It is a small, almost unremarkable creek when it starts out near K-42 highway in the northwestern corner of Sumner County.  To many people, it is first seen as it crosses under Highway 49, just north of Conway Springs.  
As it begins to flow away from Conway Springs, it starts to gain in size and scenic beauty.  A popular fishing spot for many locals is off of Springdale Road, just northeast of Conway Springs.  
Many Wellington residents know it as one of the venues for competition during the Great Race that is held every year in Woods Park.  The creek is of moderate size by the time it reaches Wellington , with many people coming to this area to fish, especially around the spillway.  
According to the National Weather Service, Slate Creek, near Wellington, has crested at rather high levels in the past few decades.  
On July 31st of this year, it reached a height of 20.07 feet.  During the Flood of 2016, Slate Creek reached 23 feet on Sept. 10th of that that year.  On April 27th of 2009, Slate Creek peaked at 23.80 feet.  The year before that, the creek reached 24.28 feet on Sept. 13th, 2008.  The highest recorded amount, however, was 25.82 feet on June 17th, 1975.

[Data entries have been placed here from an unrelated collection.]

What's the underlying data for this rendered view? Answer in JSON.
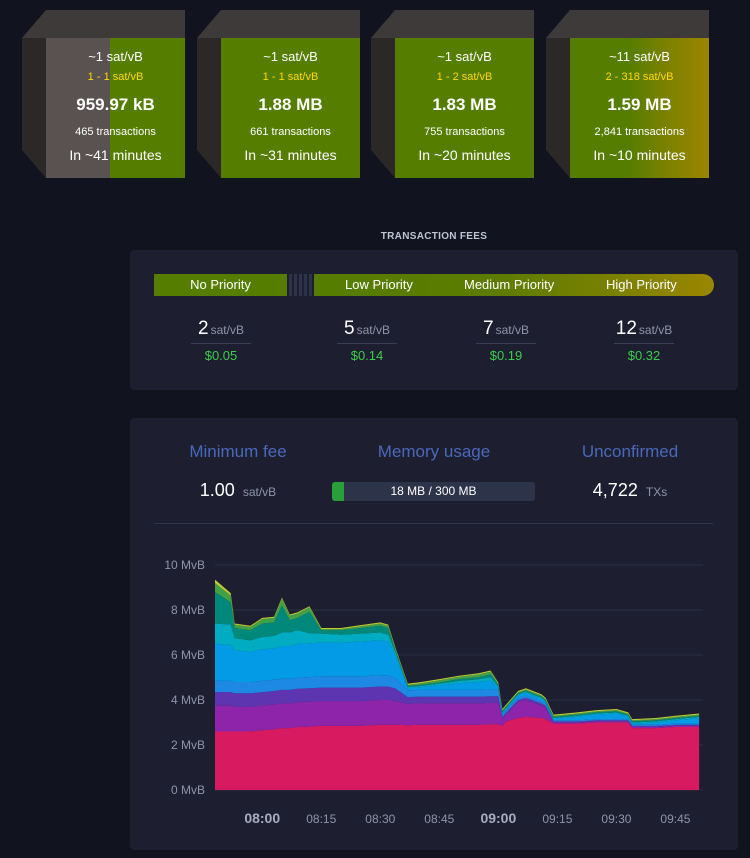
{
  "blocks": [
    {
      "median": "~1 sat/vB",
      "range": "1 - 1 sat/vB",
      "size": "959.97 kB",
      "transactions": "465 transactions",
      "eta": "In ~41 minutes",
      "fill_fraction": 0.5
    },
    {
      "median": "~1 sat/vB",
      "range": "1 - 1 sat/vB",
      "size": "1.88 MB",
      "transactions": "661 transactions",
      "eta": "In ~31 minutes",
      "fill_fraction": 1.0
    },
    {
      "median": "~1 sat/vB",
      "range": "1 - 2 sat/vB",
      "size": "1.83 MB",
      "transactions": "755 transactions",
      "eta": "In ~20 minutes",
      "fill_fraction": 1.0
    },
    {
      "median": "~11 sat/vB",
      "range": "2 - 318 sat/vB",
      "size": "1.59 MB",
      "transactions": "2,841 transactions",
      "eta": "In ~10 minutes",
      "fill_fraction": 1.0
    }
  ],
  "fees": {
    "title": "TRANSACTION FEES",
    "bar_labels": {
      "no_priority": "No Priority",
      "low": "Low Priority",
      "medium": "Medium Priority",
      "high": "High Priority"
    },
    "unit": "sat/vB",
    "levels": [
      {
        "value": "2",
        "usd": "$0.05"
      },
      {
        "value": "5",
        "usd": "$0.14"
      },
      {
        "value": "7",
        "usd": "$0.19"
      },
      {
        "value": "12",
        "usd": "$0.32"
      }
    ]
  },
  "mempool": {
    "min_fee": {
      "label": "Minimum fee",
      "value": "1.00",
      "unit": "sat/vB"
    },
    "memory": {
      "label": "Memory usage",
      "text": "18 MB / 300 MB",
      "fraction": 0.06
    },
    "unconfirmed": {
      "label": "Unconfirmed",
      "value": "4,722",
      "unit": "TXs"
    }
  },
  "colors": {
    "block_green": "#557d00",
    "block_gold": "#9a8600",
    "range_yellow": "#ffd800",
    "usd_green": "#3bcc49",
    "heading_blue": "#4a68b9",
    "memory_fill": "#2b9e3c"
  },
  "chart_data": {
    "type": "area",
    "stacked": true,
    "y_unit": "MvB",
    "ylim": [
      0,
      10
    ],
    "y_ticks": [
      "0 MvB",
      "2 MvB",
      "4 MvB",
      "6 MvB",
      "8 MvB",
      "10 MvB"
    ],
    "y_tick_values": [
      0,
      2,
      4,
      6,
      8,
      10
    ],
    "xlim": [
      "07:48",
      "09:52"
    ],
    "x_ticks": [
      "08:00",
      "08:15",
      "08:30",
      "08:45",
      "09:00",
      "09:15",
      "09:30",
      "09:45"
    ],
    "x_bold_ticks": [
      "08:00",
      "09:00"
    ],
    "grid": true,
    "x": [
      "07:48",
      "07:52",
      "07:53",
      "07:57",
      "08:00",
      "08:03",
      "08:05",
      "08:07",
      "08:09",
      "08:12",
      "08:15",
      "08:20",
      "08:25",
      "08:30",
      "08:32",
      "08:34",
      "08:37",
      "08:40",
      "08:45",
      "08:50",
      "08:55",
      "08:58",
      "09:00",
      "09:01",
      "09:02",
      "09:05",
      "09:07",
      "09:11",
      "09:12",
      "09:14",
      "09:17",
      "09:20",
      "09:25",
      "09:30",
      "09:33",
      "09:34",
      "09:40",
      "09:45",
      "09:48",
      "09:51"
    ],
    "series": [
      {
        "color": "#d81b60",
        "values": [
          2.6,
          2.6,
          2.6,
          2.6,
          2.65,
          2.7,
          2.75,
          2.75,
          2.8,
          2.82,
          2.85,
          2.85,
          2.85,
          2.9,
          2.9,
          2.9,
          2.88,
          2.9,
          2.9,
          2.9,
          2.9,
          2.92,
          2.92,
          2.85,
          3.05,
          3.2,
          3.25,
          3.2,
          3.15,
          2.95,
          2.95,
          2.95,
          3.0,
          3.0,
          3.0,
          2.75,
          2.75,
          2.8,
          2.8,
          2.8
        ]
      },
      {
        "color": "#8e24aa",
        "values": [
          1.15,
          1.15,
          1.1,
          1.1,
          1.1,
          1.1,
          1.1,
          1.1,
          1.1,
          1.1,
          1.1,
          1.1,
          1.1,
          1.1,
          1.1,
          1.05,
          0.95,
          0.95,
          0.95,
          0.95,
          0.95,
          0.95,
          0.95,
          0.3,
          0.3,
          0.7,
          0.75,
          0.55,
          0.5,
          0.05,
          0.05,
          0.05,
          0.05,
          0.05,
          0.05,
          0.05,
          0.05,
          0.05,
          0.05,
          0.05
        ]
      },
      {
        "color": "#5e35b1",
        "values": [
          0.6,
          0.6,
          0.6,
          0.6,
          0.6,
          0.6,
          0.6,
          0.6,
          0.6,
          0.6,
          0.6,
          0.6,
          0.6,
          0.6,
          0.6,
          0.55,
          0.3,
          0.3,
          0.3,
          0.3,
          0.3,
          0.3,
          0.3,
          0.1,
          0.1,
          0.1,
          0.1,
          0.1,
          0.1,
          0.05,
          0.05,
          0.05,
          0.05,
          0.05,
          0.05,
          0.05,
          0.05,
          0.05,
          0.05,
          0.05
        ]
      },
      {
        "color": "#1e88e5",
        "values": [
          0.5,
          0.5,
          0.5,
          0.5,
          0.5,
          0.5,
          0.5,
          0.5,
          0.5,
          0.5,
          0.5,
          0.5,
          0.5,
          0.5,
          0.5,
          0.45,
          0.3,
          0.3,
          0.3,
          0.3,
          0.3,
          0.3,
          0.3,
          0.1,
          0.1,
          0.1,
          0.1,
          0.1,
          0.1,
          0.05,
          0.05,
          0.05,
          0.05,
          0.05,
          0.05,
          0.05,
          0.05,
          0.05,
          0.05,
          0.05
        ]
      },
      {
        "color": "#039be5",
        "values": [
          1.65,
          1.6,
          1.4,
          1.35,
          1.4,
          1.4,
          1.45,
          1.45,
          1.5,
          1.5,
          1.5,
          1.5,
          1.55,
          1.55,
          1.5,
          0.95,
          0.1,
          0.12,
          0.2,
          0.3,
          0.35,
          0.4,
          0.1,
          0.05,
          0.05,
          0.1,
          0.12,
          0.1,
          0.05,
          0.05,
          0.1,
          0.15,
          0.2,
          0.25,
          0.1,
          0.05,
          0.1,
          0.15,
          0.2,
          0.25
        ]
      },
      {
        "color": "#00acc1",
        "values": [
          0.9,
          0.9,
          0.55,
          0.5,
          0.55,
          0.55,
          0.6,
          0.6,
          0.6,
          0.45,
          0.4,
          0.35,
          0.35,
          0.35,
          0.3,
          0.15,
          0.05,
          0.05,
          0.08,
          0.1,
          0.12,
          0.15,
          0.05,
          0.05,
          0.05,
          0.05,
          0.05,
          0.05,
          0.05,
          0.05,
          0.05,
          0.05,
          0.05,
          0.05,
          0.05,
          0.05,
          0.05,
          0.05,
          0.05,
          0.05
        ]
      },
      {
        "color": "#00897b",
        "values": [
          1.4,
          1.0,
          0.45,
          0.45,
          0.6,
          0.6,
          1.2,
          0.55,
          0.55,
          0.95,
          0.15,
          0.2,
          0.25,
          0.3,
          0.3,
          0.1,
          0.05,
          0.05,
          0.05,
          0.08,
          0.1,
          0.12,
          0.05,
          0.05,
          0.05,
          0.05,
          0.05,
          0.05,
          0.05,
          0.05,
          0.05,
          0.05,
          0.05,
          0.05,
          0.05,
          0.05,
          0.05,
          0.05,
          0.05,
          0.05
        ]
      },
      {
        "color": "#43a047",
        "values": [
          0.4,
          0.3,
          0.15,
          0.15,
          0.2,
          0.2,
          0.3,
          0.2,
          0.2,
          0.2,
          0.05,
          0.05,
          0.08,
          0.1,
          0.1,
          0.05,
          0.05,
          0.07,
          0.1,
          0.1,
          0.12,
          0.12,
          0.05,
          0.05,
          0.05,
          0.05,
          0.05,
          0.05,
          0.05,
          0.05,
          0.05,
          0.05,
          0.05,
          0.05,
          0.05,
          0.05,
          0.05,
          0.05,
          0.05,
          0.05
        ]
      },
      {
        "color": "#c0ca33",
        "values": [
          0.15,
          0.1,
          0.05,
          0.05,
          0.05,
          0.05,
          0.05,
          0.05,
          0.05,
          0.05,
          0.05,
          0.05,
          0.05,
          0.05,
          0.05,
          0.05,
          0.05,
          0.05,
          0.05,
          0.05,
          0.05,
          0.05,
          0.05,
          0.05,
          0.05,
          0.05,
          0.05,
          0.05,
          0.05,
          0.05,
          0.05,
          0.05,
          0.05,
          0.05,
          0.05,
          0.05,
          0.05,
          0.05,
          0.05,
          0.05
        ]
      }
    ]
  }
}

Water begins to overflow the banks when it reached nineteen feet.  Minor low land flooding can be expected along the creek.  
When the creek reached 23.5 feet, the Kansas Turnpike will begin to flood between mile marker 14 and 15 which is near the vicinity of Slate Creek. Expect possible road closure near this section of the turnpike if creek continues to rise.
Finally, when the creek reaches 25.7 feet, water begins to flow across Highway 81 just to the north of the river gage site located south of town.
Slate Creek lends itself to two locales near its route after it leaves Wellington.  Slate Creek Wildlife Area is southwest of Oxford.  It covers 947 acres, of which fifty are wetlands.  There is no automobile traffic allowed in the wetlands, but hiking in this area makes for a very positive experience for the wildlife.  
White-tailed deer, coyotes, raccoons, and muskrats are often spotted in this area.  Many varieties of birds can also be seen, as many avid bird watchers and photographers can be seen in this area.  
A small observation tower is installed in the area.
Slate Creek Bed and Breakfast is also located not far from there.  It has been the location of many a wedding or get-together over the years.  
Southeast of Oxford, Slate Creek empties into the Arkansas River.